|Subject:||GPG-signed commits: a new exploit to consider|
|Date:||Thu, 22 Sep 2005 11:19:17 -0400|
|User-agent:||Mozilla Thunderbird 1.0.6 (Windows/20050716)|
The basic attack is to tamper with the GPG signature, with the goal of deliberately causing signature validation to fail. There are a couple of scenarios I can think of immediately:
A mischievous attacker simply wants to ruffle some feathers. No actual harm is done, it's simply a nuisance. Everything could grind to a halt until the most recent backup is restored (would this be classifed as a denial-of-service attack?).

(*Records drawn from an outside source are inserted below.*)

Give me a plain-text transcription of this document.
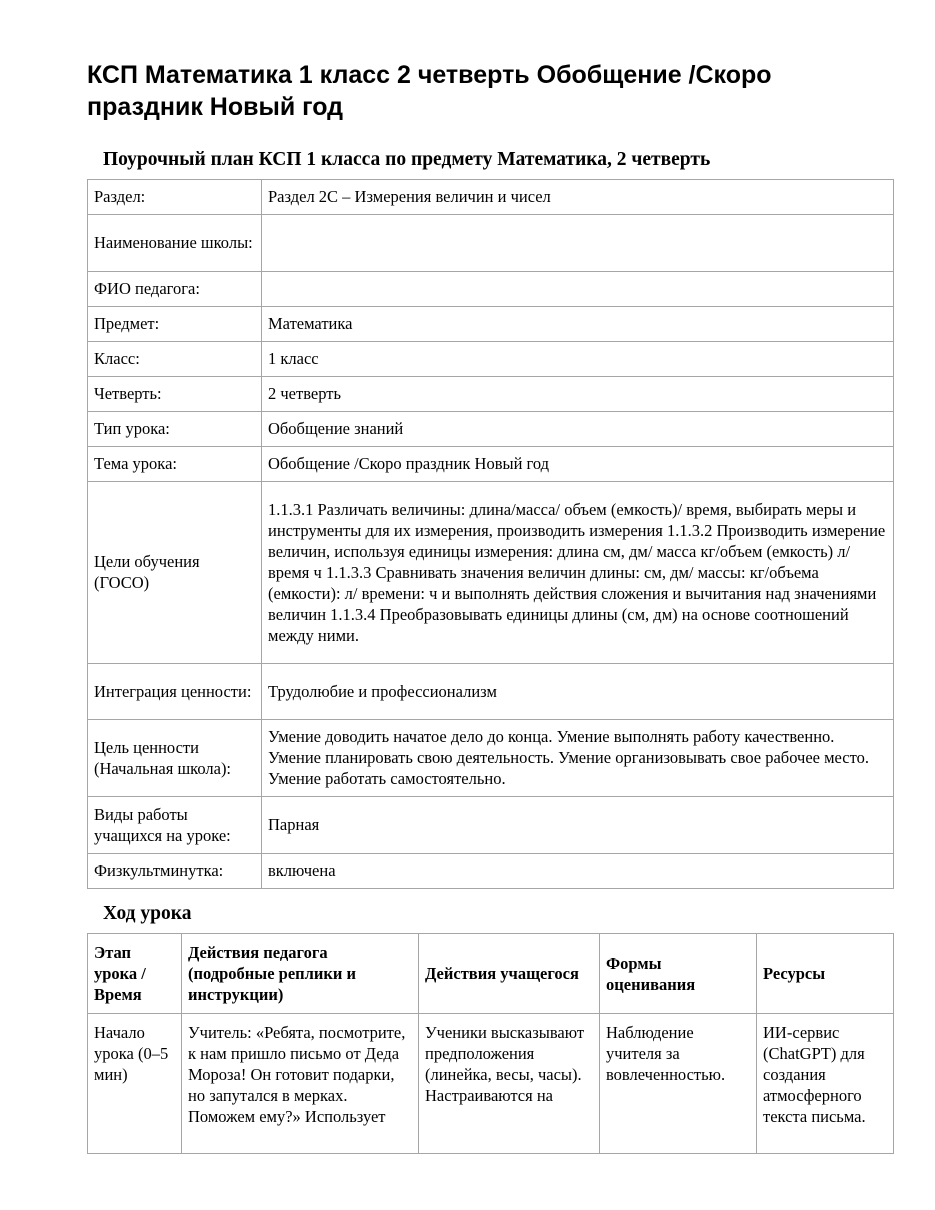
КСП Математика 1 класс 2 четверть Обобщение /Скоро праздник Новый год
Поурочный план КСП 1 класса по предмету Математика, 2 четверть
Раздел:	Раздел 2С – Измерения величин и чисел
Наименование школы:	
ФИО педагога:	
Предмет:	Математика
Класс:	1 класс
Четверть:	2 четверть
Тип урока:	Обобщение знаний
Тема урока:	Обобщение /Скоро праздник Новый год
Цели обучения (ГОСО)	1.1.3.1 Различать величины: длина/масса/ объем (емкость)/ время, выбирать меры и инструменты для их измерения, производить измерения 1.1.3.2 Производить измерение величин, используя единицы измерения: длина см, дм/ масса кг/объем (емкость) л/ время ч 1.1.3.3 Сравнивать значения величин длины: см, дм/ массы: кг/объема (емкости): л/ времени: ч и выполнять действия сложения и вычитания над значениями величин 1.1.3.4 Преобразовывать единицы длины (см, дм) на основе соотношений между ними.
Интеграция ценности:	Трудолюбие и профессионализм
Цель ценности (Начальная школа):	Умение доводить начатое дело до конца. Умение выполнять работу качественно. Умение планировать свою деятельность. Умение организовывать свое рабочее место. Умение работать самостоятельно.
Виды работы учащихся на уроке:	Парная
Физкультминутка:	включена
Ход урока
Этап урока / Время	Действия педагога (подробные реплики и инструкции)	Действия учащегося	Формы оценивания	Ресурсы
Начало урока (0–5 мин)	Учитель: «Ребята, посмотрите, к нам пришло письмо от Деда Мороза! Он готовит подарки, но запутался в мерках. Поможем ему?» Использует	Ученики высказывают предположения (линейка, весы, часы). Настраиваются на	Наблюдение учителя за вовлеченностью.	ИИ-сервис (ChatGPT) для создания атмосферного текста письма.
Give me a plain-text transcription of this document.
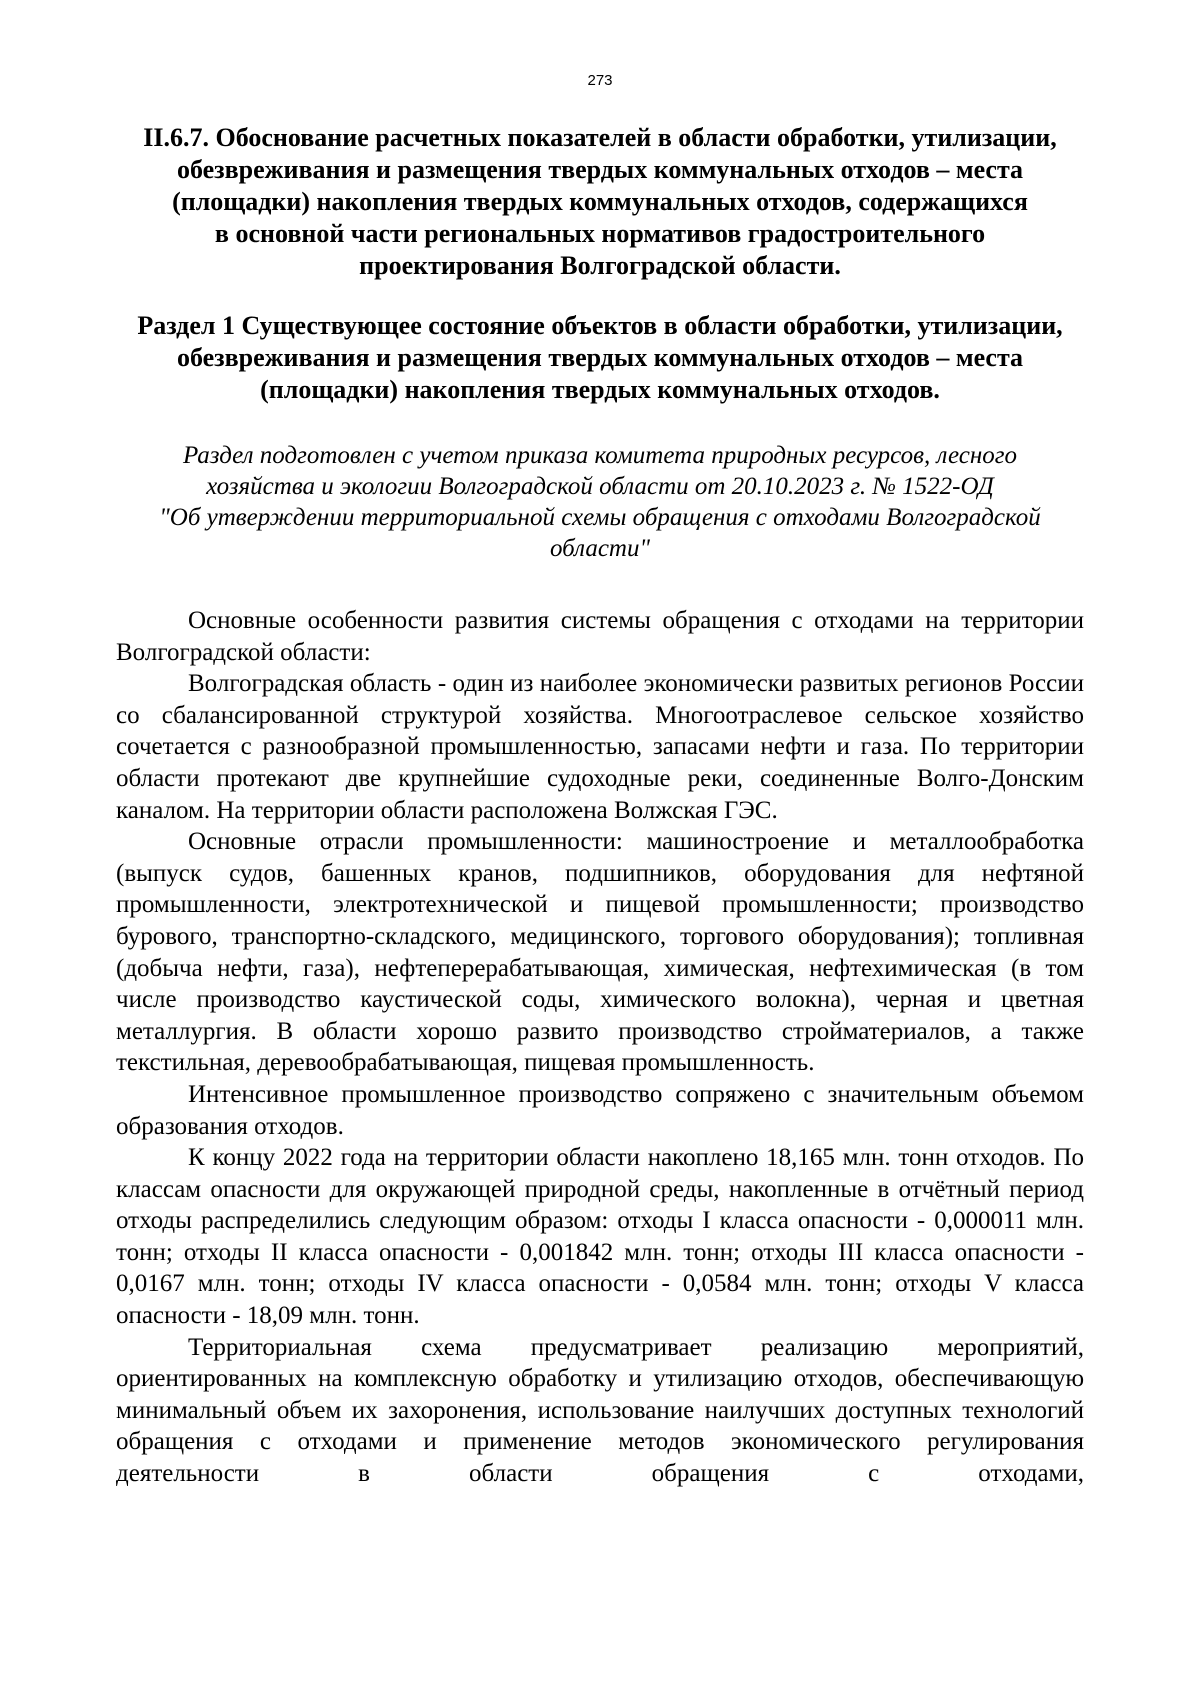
273
II.6.7. Обоснование расчетных показателей в области обработки, утилизации,
обезвреживания и размещения твердых коммунальных отходов – места
(площадки) накопления твердых коммунальных отходов, содержащихся
в основной части региональных нормативов градостроительного
проектирования Волгоградской области.
Раздел 1 Существующее состояние объектов в области обработки, утилизации,
обезвреживания и размещения твердых коммунальных отходов – места
(площадки) накопления твердых коммунальных отходов.

Раздел подготовлен с учетом приказа комитета природных ресурсов, лесного
хозяйства и экологии Волгоградской области от 20.10.2023 г. № 1522-ОД
"Об утверждении территориальной схемы обращения с отходами Волгоградской
области"

Основные особенности развития системы обращения с отходами на территории Волгоградской области:

Волгоградская область - один из наиболее экономически развитых регионов России со сбалансированной структурой хозяйства. Многоотраслевое сельское хозяйство сочетается с разнообразной промышленностью, запасами нефти и газа. По территории области протекают две крупнейшие судоходные реки, соединенные Волго-Донским каналом. На территории области расположена Волжская ГЭС.

Основные отрасли промышленности: машиностроение и металлообработка (выпуск судов, башенных кранов, подшипников, оборудования для нефтяной промышленности, электротехнической и пищевой промышленности; производство бурового, транспортно-складского, медицинского, торгового оборудования); топливная (добыча нефти, газа), нефтеперерабатывающая, химическая, нефтехимическая (в том числе производство каустической соды, химического волокна), черная и цветная металлургия. В области хорошо развито производство стройматериалов, а также текстильная, деревообрабатывающая, пищевая промышленность.

Интенсивное промышленное производство сопряжено с значительным объемом образования отходов.

К концу 2022 года на территории области накоплено 18,165 млн. тонн отходов. По классам опасности для окружающей природной среды, накопленные в отчётный период отходы распределились следующим образом: отходы I класса опасности - 0,000011 млн. тонн; отходы II класса опасности - 0,001842 млн. тонн; отходы III класса опасности - 0,0167 млн. тонн; отходы IV класса опасности - 0,0584 млн. тонн; отходы V класса опасности - 18,09 млн. тонн.

Территориальная схема предусматривает реализацию мероприятий, ориентированных на комплексную обработку и утилизацию отходов, обеспечивающую минимальный объем их захоронения, использование наилучших доступных технологий обращения с отходами и применение методов экономического регулирования деятельности в области обращения с отходами,
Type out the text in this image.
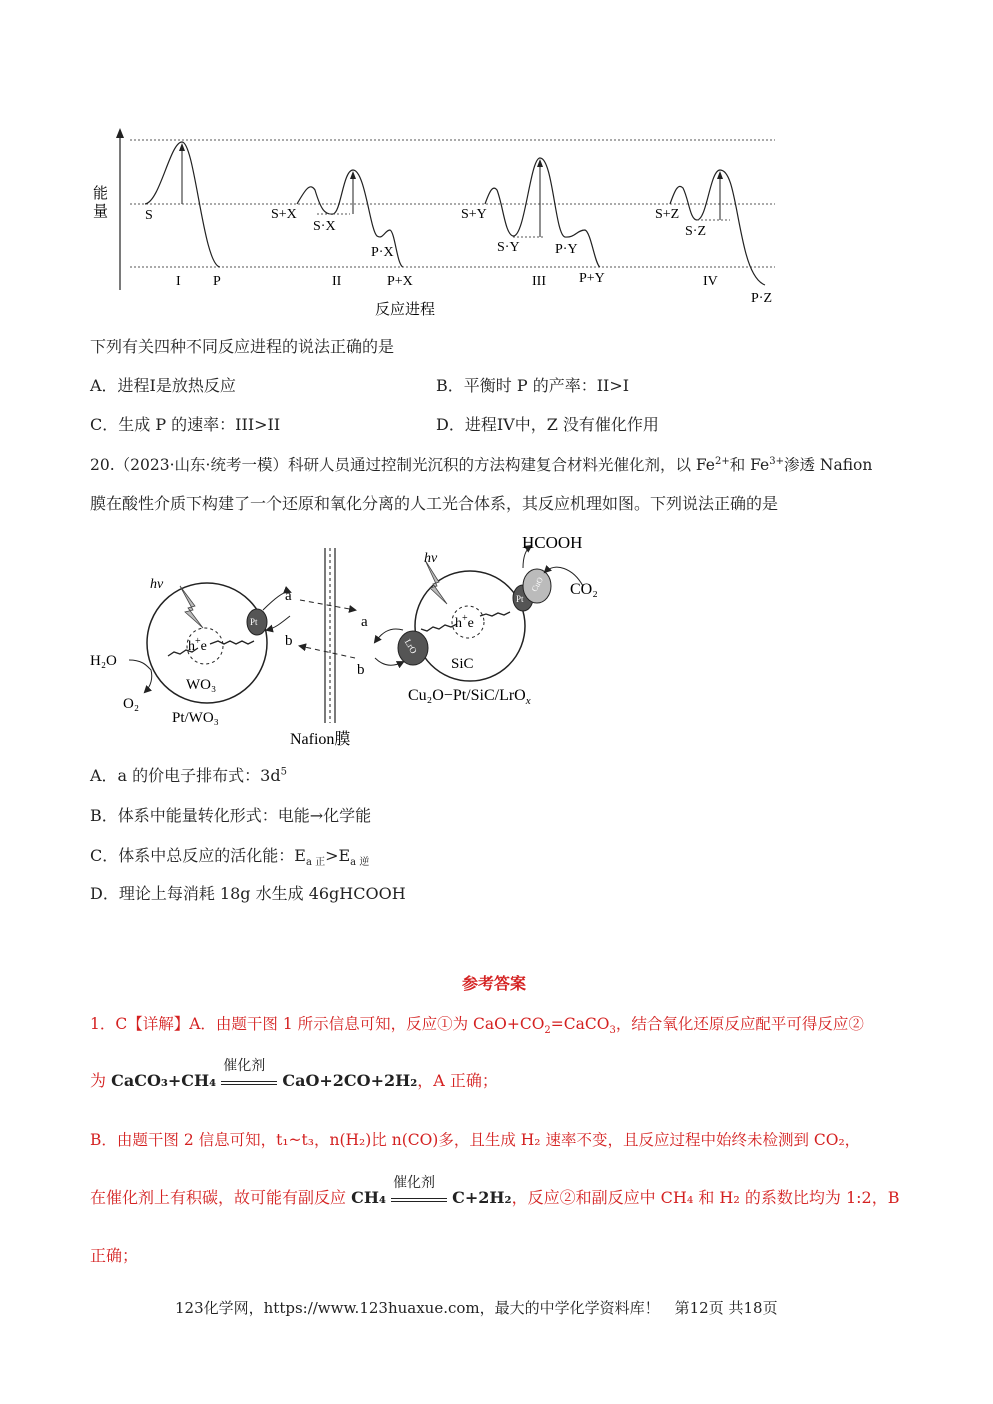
能
量	S
I P
S+X
S·X
P·X
II	P+X
S+Y
S·Y	P·Y
III P+Y
S+Z
S·Z
IV
P·Z
反应进程
下列有关四种不同反应进程的说法正确的是
A．进程I是放热反应	B．平衡时 P 的产率：II>I
C．生成 P 的速率：III>II	D．进程IV中，Z 没有催化作用
20.（2023·山东·统考一模）科研人员通过控制光沉积的方法构建复合材料光催化剂，以 $Fe^{2+}$和 $Fe^{3+}$渗透 Nafion
膜在酸性介质下构建了一个还原和氧化分离的人工光合体系，其反应机理如图。下列说法正确的是
Pt
a
b
hv
h+e
WO₃
Pt/WO₃
H₂O
O₂
Nafion膜
a
b
Pt
CuO
LrO
HCOOH
CO₂
hv
h+e
SiC
Cu₂O−Pt/SiC/LrO$_x$
A．a 的价电子排布式：$3d^5$
B．体系中能量转化形式：电能→化学能
C．体系中总反应的活化能：$E_{a 正}>E_{a 逆}$
D．理论上每消耗 18g 水生成 46gHCOOH
参考答案
1．C【详解】A．由题干图 1 所示信息可知，反应①为 $CaO+CO_2=CaCO_3$，结合氧化还原反应配平可得反应②
为 CaCO₃+CH₄
催化剂
CaO+2CO+2H₂，A 正确；
B．由题干图 2 信息可知，t₁~t₃，n(H₂)比 n(CO)多，且生成 H₂ 速率不变，且反应过程中始终未检测到 CO₂，
在催化剂上有积碳，故可能有副反应 CH₄
催化剂
C+2H₂，反应②和副反应中 CH₄ 和 H₂ 的系数比均为 1:2，B
正确；
123化学网，https://www.123huaxue.com，最大的中学化学资料库！　第12页 共18页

As a variation, a malicious hacker could employ this 'mischief attack' repeatedly, in the hopes that eventually people will ignore the error. Once that happens, the attacker can then slip in an actual exploit and users will assume it's the same annoyance.
In second scenario, the attacker is actually a trusted individual who has legitimate access to the repository. Mallory, a disgruntled employee, commits code that contains some nastiness hidden among valid changes. The committed nastiness is signed as usual. After the commit, Mallory modifies the signature embedded in the RCS file. If the nastiness goes undiscovered, Mallory gets away with it. If the nastiness is discovered, the GPG signature validation will fail, and Mallory can claim that the code she checked in did not contain the exploit, and someone else must have inserted the exploit, thereby invalidating the signature.
There are probably many other scenarios that we can invent involving signature tampering.
Signature tampering can be foiled (or at least discovered forensically) if the signature itself can be included in the 'loginfo' notifications. I would propose adding a '%g' format specifier to loginfo, which would insert the GPG signature. Thoughts? Comments?